El rechazo de la falsedad por medio del juicio de molestia es una referencia a partir de la cual se debe comprender lo que sucede en la busca de la verdad. Una su-posición a posteriori (producto del ingenio) es en su misma postura delimitada por lo instituido en lo que Soy, de tal manera que choca con lo que se sabe y lo que se entiende del mundo. Es por eso que no muy se puede concebir algo que se oponga a la tradición de lo que he sido, a menos que el ingenio sea tal que me permita la concepción de razones ajenas, ya aquéllas desde las que se concibe el discurso de la persona que me habla, ya aquéllas que me imagino posiblemente mías; capacidad que —como todas— se va atrofiado cuanto menos es utilizada.
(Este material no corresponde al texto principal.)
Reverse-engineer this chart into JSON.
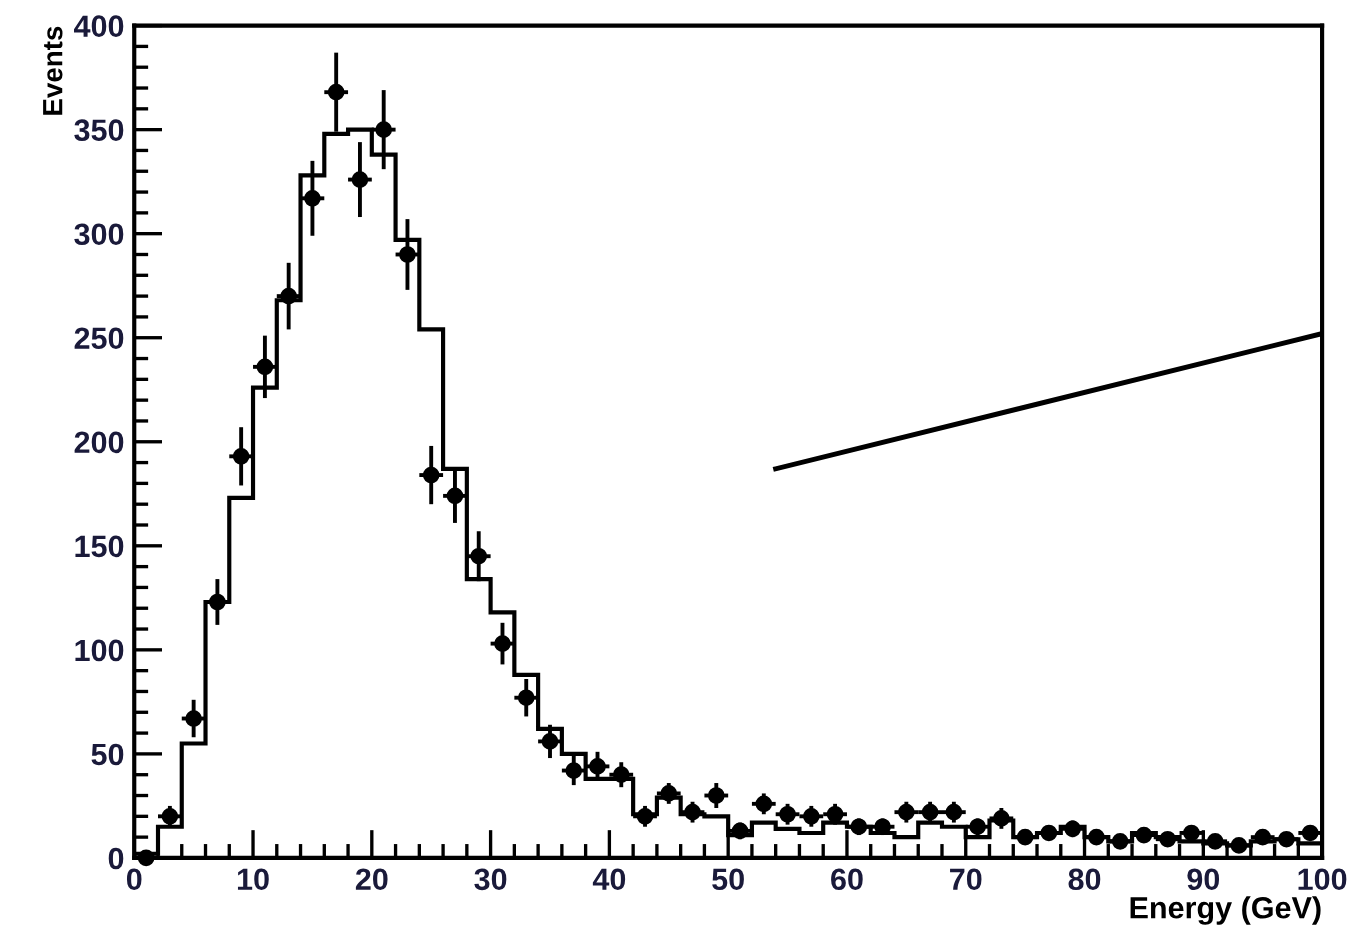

El sentido de las proposiciones lingüísticas, entonces, también apela al Yo que soy en su entidad. La concepción en mí de un objeto que se pretende como un sentido en sí mismo provoca a la entidad que Soy para que se manifieste desde su motivación. El que el enfrentamiento con la falsedad provoque molestia implica, sí, que la sapiencia sea tal que pueda encontrarse algo que choque con el sentido que significa lo que se escucha, pero principalmente que la estancia en lo verdadero sea una motivación del ente que se enfrenta al sentido del discurso falso. El rechazo de la mentira puede llegar a ser, para algunos entes humanos, una condición existencial; esto es, una actitud constante, casi permanente. Vivir en la verdad es vivir en la seguridad: es habitar. La manifestación de la falsedad amenaza la habitación de quien así puede verlo. El engaño es una amenaza porque nos vuelve indefensos ante el inmenso poder de la realidad y nos obliga a vivir en un mundo inhóspito, en el que no se entiende ni se puede entender lo que está pasando y en el que —podría decirse así, aunque con reservas— no sólo somos sujetos de lo aquende [de la propia entidad] en que se funda la existencia, sino también somos sujetos de la arbitrariedad de lo allende. El conocimiento de lo que es, el descubrimiento de su efectividad y la conservación de tal descubrimiento con nosotros es lo que concibe al mundo como mundo en cada instante, y lo hace habitable.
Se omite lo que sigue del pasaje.